Nine months ago I had no idea where my feet would take me. I had no idea at the time I had it in me to start somewhere and finish over twenty-six miles later. I ran a marathon, and I was right Jim Lampman totally ran me through it.
In the winter I just went to the gym almost every night after work, I would just try to run 10% of a marathon, less than three miles. Then I just tried to run a 5k every time, 3.2 miles. Then a little more. I signed up for a St. Patrick's Day 5k at my sister's house in Carolina. Then a 10k in April near Bethesda. Then a half-marathon in CT to visit my brother in June.

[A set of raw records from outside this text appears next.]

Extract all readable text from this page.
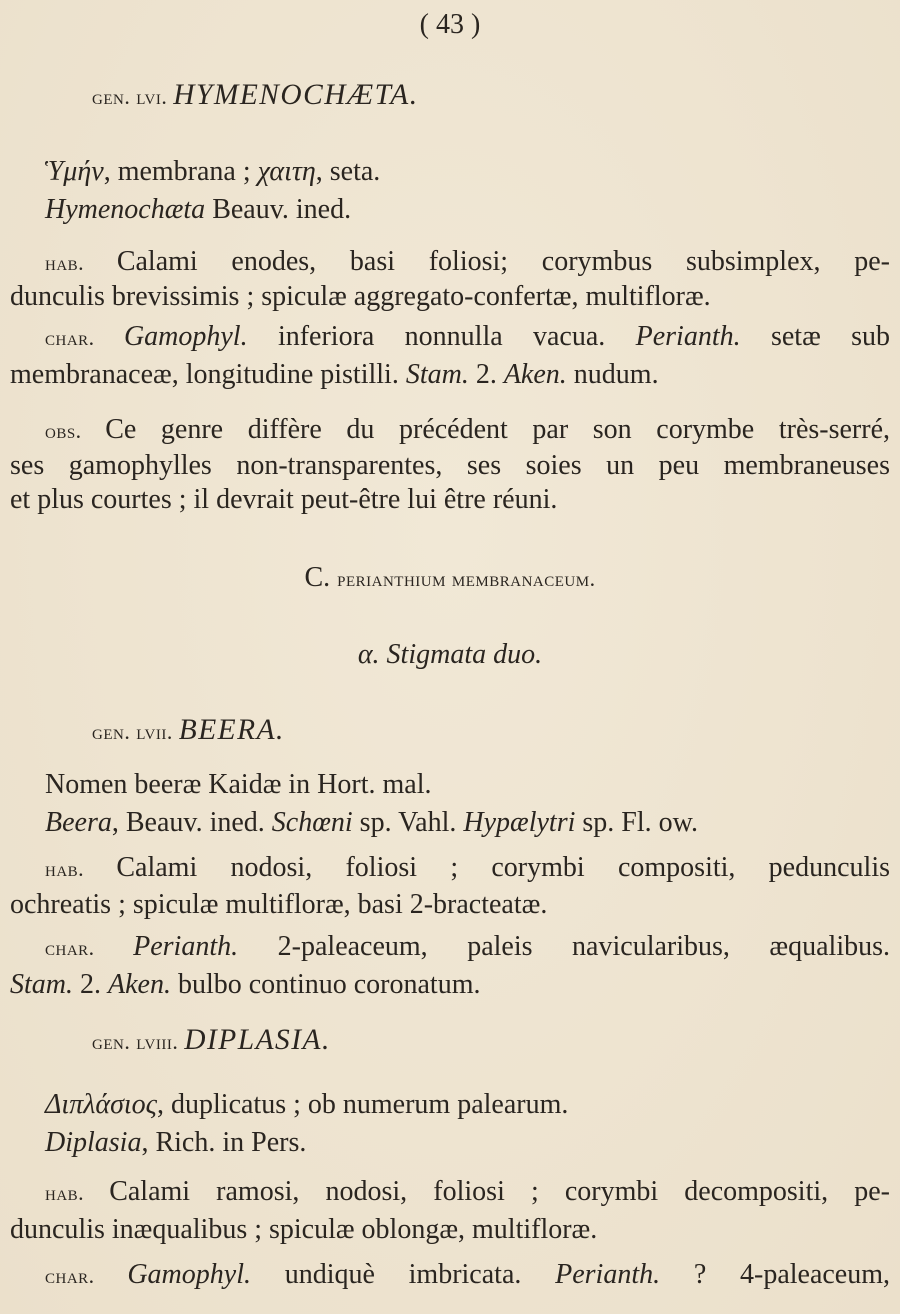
( 43 )
gen. lvi. HYMENOCHÆTA.
Ὑμήν, membrana ; χαιτη, seta.
Hymenochæta Beauv. ined.
hab. Calami enodes, basi foliosi; corymbus subsimplex, pe-
dunculis brevissimis ; spiculæ aggregato-confertæ, multifloræ.
char. Gamophyl. inferiora nonnulla vacua. Perianth. setæ sub
membranaceæ, longitudine pistilli. Stam. 2. Aken. nudum.
obs. Ce genre diffère du précédent par son corymbe très-serré,
ses gamophylles non-transparentes, ses soies un peu membraneuses
et plus courtes ; il devrait peut-être lui être réuni.
C. perianthium membranaceum.
α. Stigmata duo.
gen. lvii. BEERA.
Nomen beeræ Kaidæ in Hort. mal.
Beera, Beauv. ined. Schœni sp. Vahl. Hypælytri sp. Fl. ow.
hab. Calami nodosi, foliosi ; corymbi compositi, pedunculis
ochreatis ; spiculæ multifloræ, basi 2-bracteatæ.
char. Perianth. 2-paleaceum, paleis navicularibus, æqualibus.
Stam. 2. Aken. bulbo continuo coronatum.
gen. lviii. DIPLASIA.
Διπλάσιος, duplicatus ; ob numerum palearum.
Diplasia, Rich. in Pers.
hab. Calami ramosi, nodosi, foliosi ; corymbi decompositi, pe-
dunculis inæqualibus ; spiculæ oblongæ, multifloræ.
char. Gamophyl. undiquè imbricata. Perianth. ? 4-paleaceum,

Yesterday I ran a marathon in Rochester.
When I decided to sign-up I contacted people to support me. Bunny sent me a desk calendar training plan which was amazing and the best gift I have ever gotten, I teared up when I opened it because she put so much heart into it. I told Jim about the plan and he offered to run with me, which I was hoping he would do. He is now more or less the go-to guy for getting through your fist marathon. He made sure I drank, kept my sugar up, gave me electrolyte capsules, kept pace and even - sang.
It hurt, I was slow and consistent without any injuries or drama. I didn't kill myself, instead now I just want to run another to see if I can improve. I was nervous, didn't sleep, couldn't eat breakfast and now I want to know how I'd run after more than nine months of training and sleep.

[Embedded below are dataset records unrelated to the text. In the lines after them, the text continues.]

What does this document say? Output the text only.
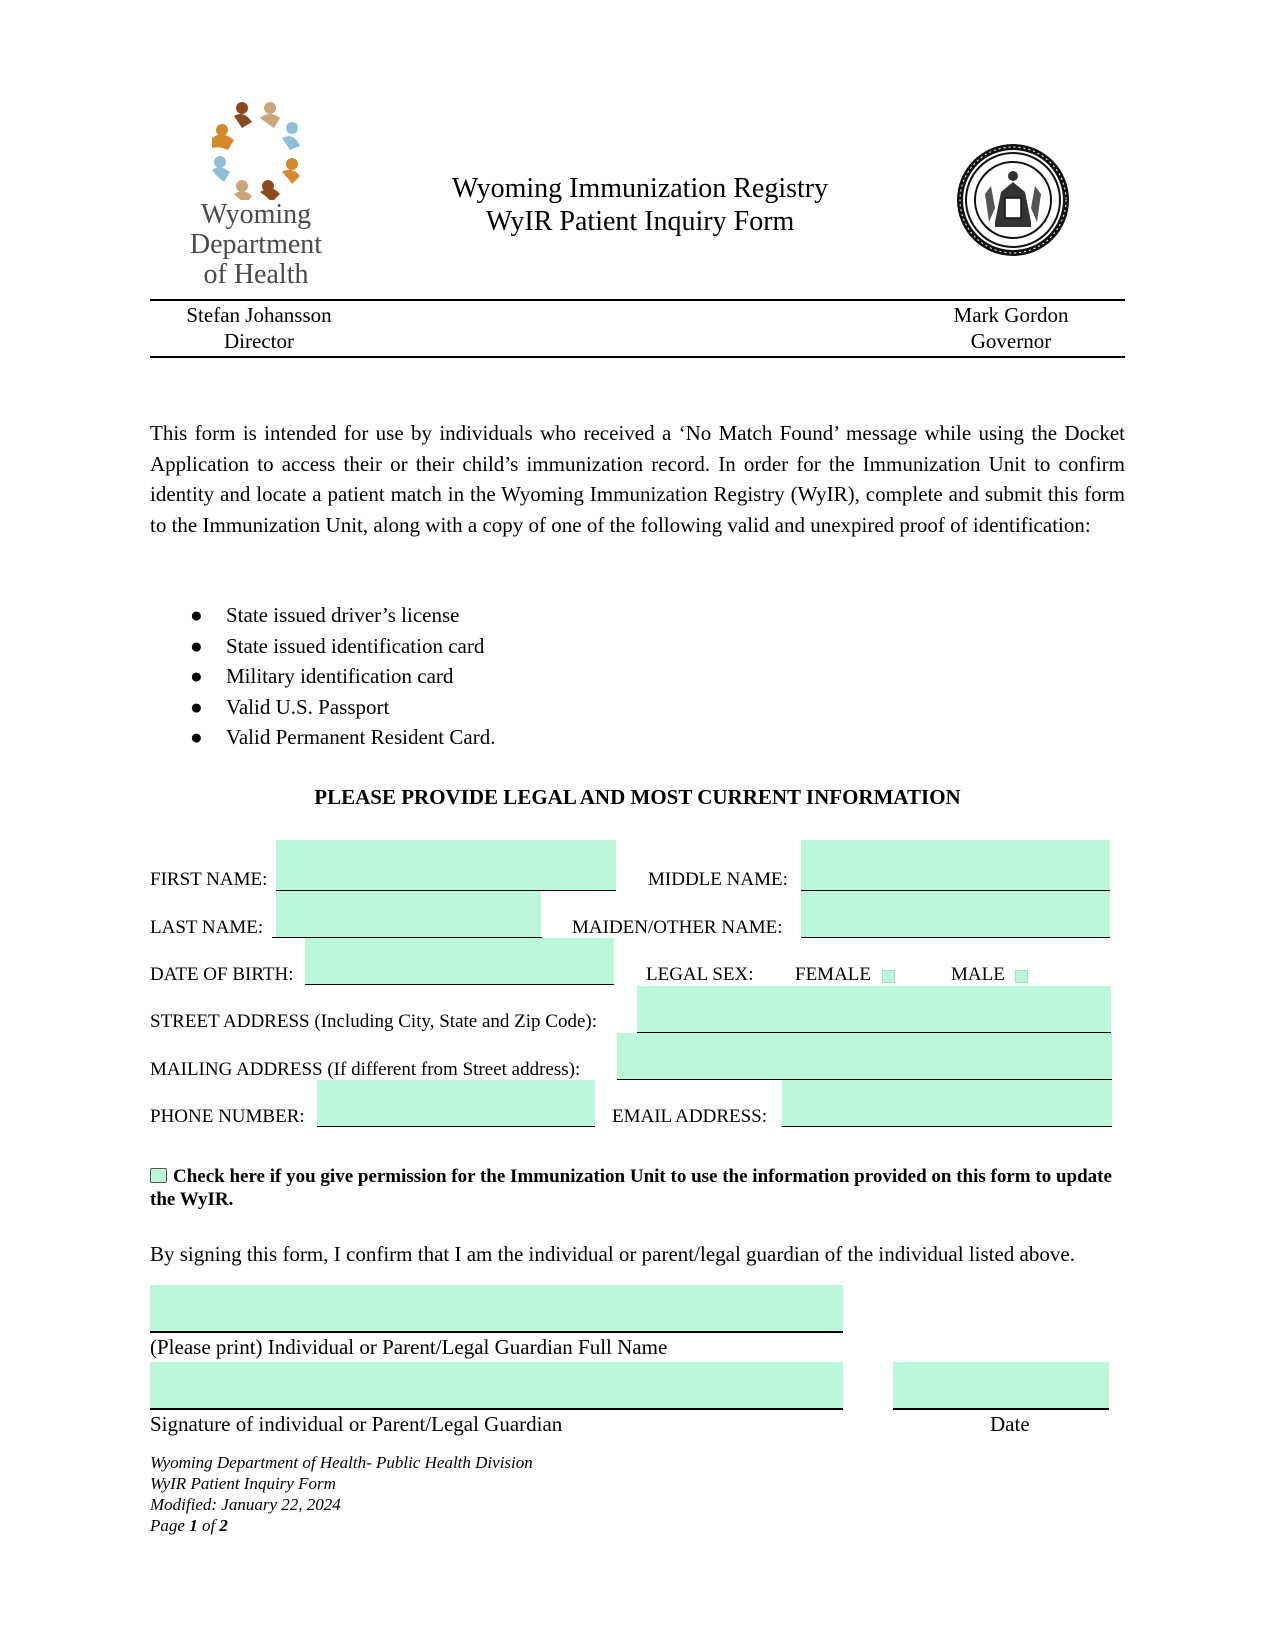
Wyoming
Department
of Health
Wyoming Immunization Registry
WyIR Patient Inquiry Form
Stefan Johansson
Director
Mark Gordon
Governor
This form is intended for use by individuals who received a ‘No Match Found’ message while using the Docket Application to access their or their child’s immunization record. In order for the Immunization Unit to confirm identity and locate a patient match in the Wyoming Immunization Registry (WyIR), complete and submit this form to the Immunization Unit, along with a copy of one of the following valid and unexpired proof of identification:
● State issued driver’s license
● State issued identification card
● Military identification card
● Valid U.S. Passport
● Valid Permanent Resident Card.
PLEASE PROVIDE LEGAL AND MOST CURRENT INFORMATION
FIRST NAME:	MIDDLE NAME:
LAST NAME:	MAIDEN/OTHER NAME:
DATE OF BIRTH:	LEGAL SEX: FEMALE	MALE
STREET ADDRESS (Including City, State and Zip Code):
MAILING ADDRESS (If different from Street address):
PHONE NUMBER:	EMAIL ADDRESS:
Check here if you give permission for the Immunization Unit to use the information provided on this form to update the WyIR.
By signing this form, I confirm that I am the individual or parent/legal guardian of the individual listed above.
(Please print) Individual or Parent/Legal Guardian Full Name
Signature of individual or Parent/Legal Guardian	Date
Wyoming Department of Health- Public Health Division
WyIR Patient Inquiry Form
Modified: January 22, 2024
Page 1 of 2
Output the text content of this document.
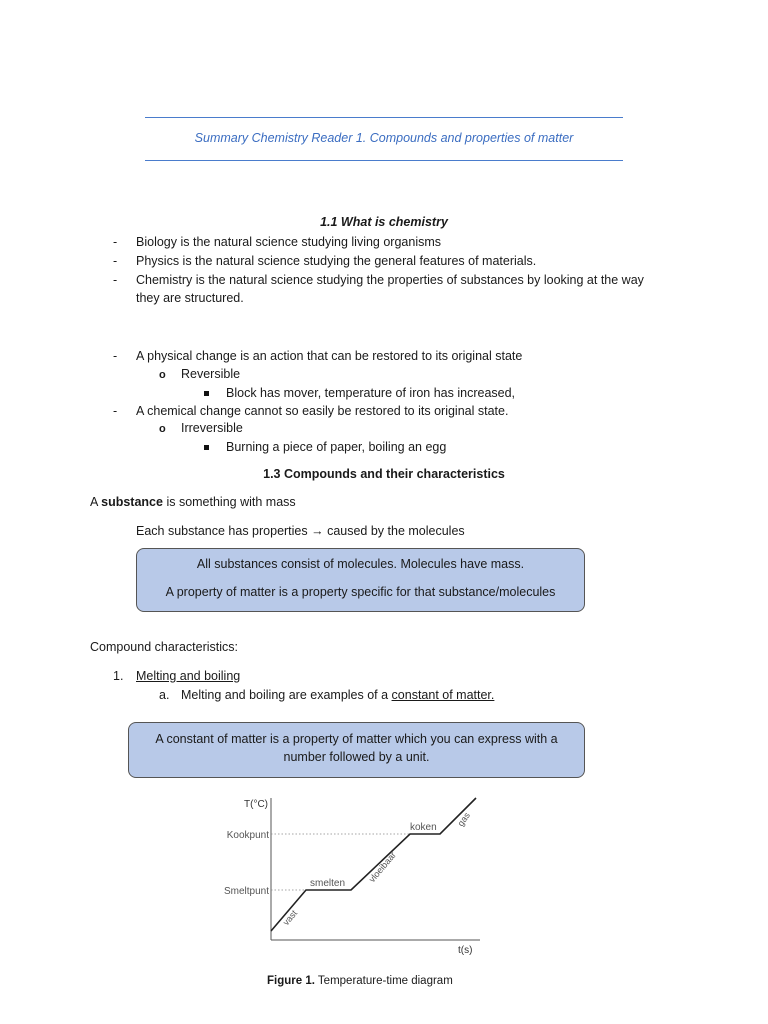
Summary Chemistry Reader 1. Compounds and properties of matter
1.1 What is chemistry
- Biology is the natural science studying living organisms
- Physics is the natural science studying the general features of materials.
- Chemistry is the natural science studying the properties of substances by looking at the way
they are structured.
- A physical change is an action that can be restored to its original state
o Reversible
Block has mover, temperature of iron has increased,
- A chemical change cannot so easily be restored to its original state.
o Irreversible
Burning a piece of paper, boiling an egg
1.3 Compounds and their characteristics
A substance is something with mass
Each substance has properties → caused by the molecules
All substances consist of molecules. Molecules have mass.
A property of matter is a property specific for that substance/molecules
Compound characteristics:
1. Melting and boiling
a. Melting and boiling are examples of a constant of matter.
A constant of matter is a property of matter which you can express with a
number followed by a unit.
T(°C)
t(s)
Kookpunt
Smeltpunt
vast
smelten vloeibaar
koken gas
Figure 1. Temperature-time diagram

After all, I do have a slightly addictive personality, hence the spreading ink on my body.
I think back to the fist time I took the road in Bethesda and how it became a ritual of running through town at night with my thoughts and music, waving at the people who came to expect me passing by. My roommates cheered me on and called me inspiring, I don't think they know how much that helped me into my shoes and out the door.
And the sleep! The glorious sleep from pure exhaustion after a wicked long run was better than any ambien. Running was curing my insomnia, relieving my stress and - making me feel not guilty for peanut butter. It was also the best people watching ever - a lunch time run around the national monuments by the cherry blossoms was a thrill.

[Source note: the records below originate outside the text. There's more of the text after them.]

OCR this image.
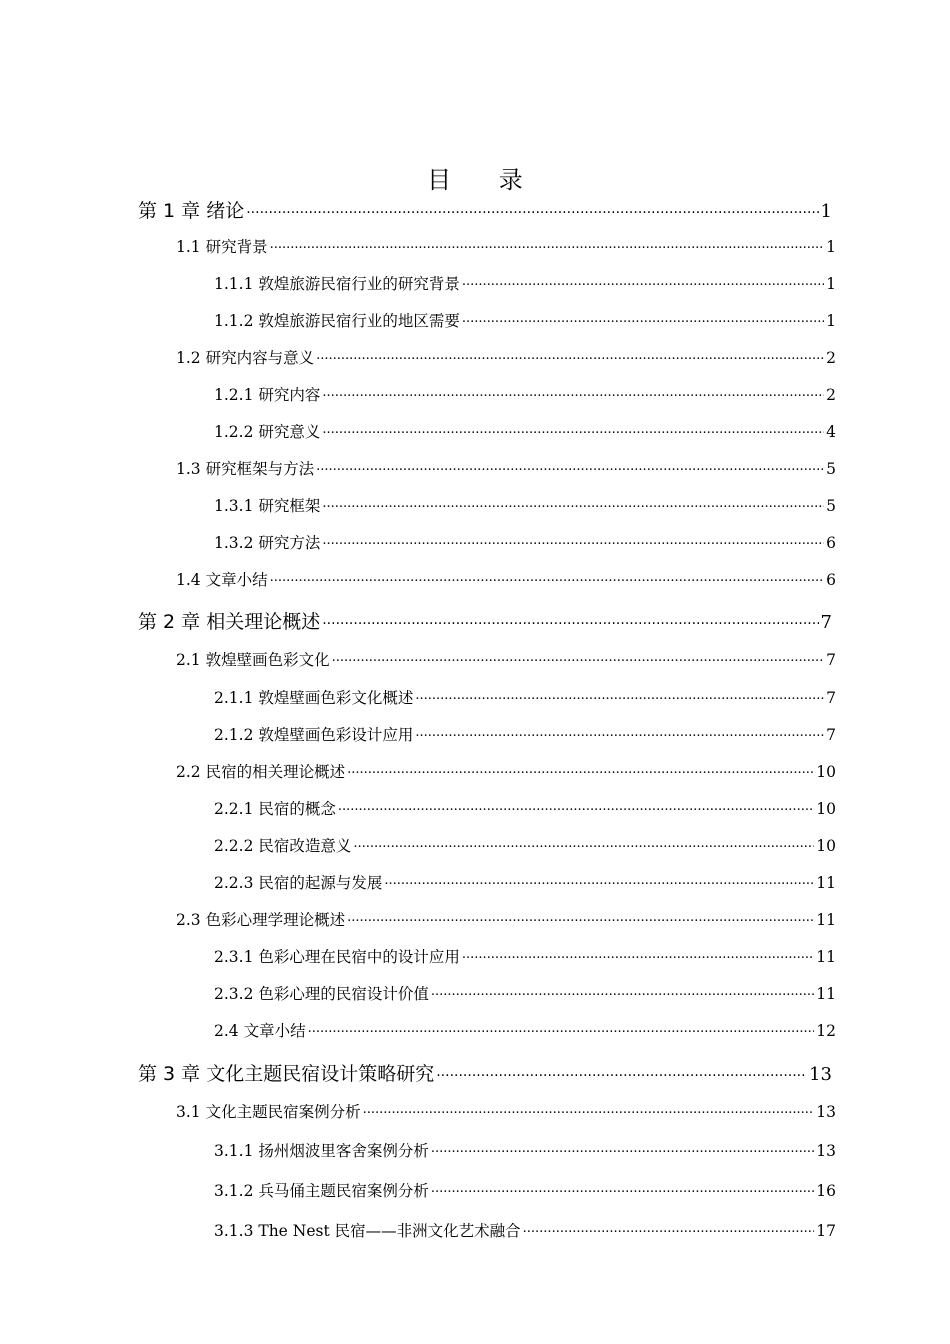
目 录
第 1 章 绪论 .....	1
1.1 研究背景 .....	1
1.1.1 敦煌旅游民宿行业的研究背景 .....	1
1.1.2 敦煌旅游民宿行业的地区需要 .....	1
1.2 研究内容与意义 .....	2
1.2.1 研究内容 .....	2
1.2.2 研究意义 .....	4
1.3 研究框架与方法 .....	5
1.3.1 研究框架 .....	5
1.3.2 研究方法 .....	6
1.4 文章小结 .....	6
第 2 章 相关理论概述 .....	7
2.1 敦煌壁画色彩文化 .....	7
2.1.1 敦煌壁画色彩文化概述 .....	7
2.1.2 敦煌壁画色彩设计应用 .....	7
2.2 民宿的相关理论概述 .....	10
2.2.1 民宿的概念 .....	10
2.2.2 民宿改造意义 .....	10
2.2.3 民宿的起源与发展 .....	11
2.3 色彩心理学理论概述 .....	11
2.3.1 色彩心理在民宿中的设计应用 .....	11
2.3.2 色彩心理的民宿设计价值 .....	11
2.4 文章小结 .....	12
第 3 章 文化主题民宿设计策略研究 .....	13
3.1 文化主题民宿案例分析 .....	13
3.1.1 扬州烟波里客舍案例分析 .....	13
3.1.2 兵马俑主题民宿案例分析 .....	16
3.1.3 The Nest 民宿——非洲文化艺术融合 .....	17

Each year my life changes dramatically. There are lows and there are highs. I can say with total clarity the last 365 days have been an absolute high. A year ago today I went and looked at a room on Del Ray with some girls I didn't know. I decided to move to Bethesda. In the last year from that point I found a home and amazing friends, worked on Cap Hill, travelled far, kept a blog, started law school and slowly turned into a "runner."
Never, ever ever EVER underestimate the power of 365 days. Just love it and live each one.
I miss home, I miss my girls, I miss my long runs through the District, but I want to see what kind of magic I can work here in Albany and I will not take any day for granted.
I'm also gonna try to get another half-marathon in before the holidays.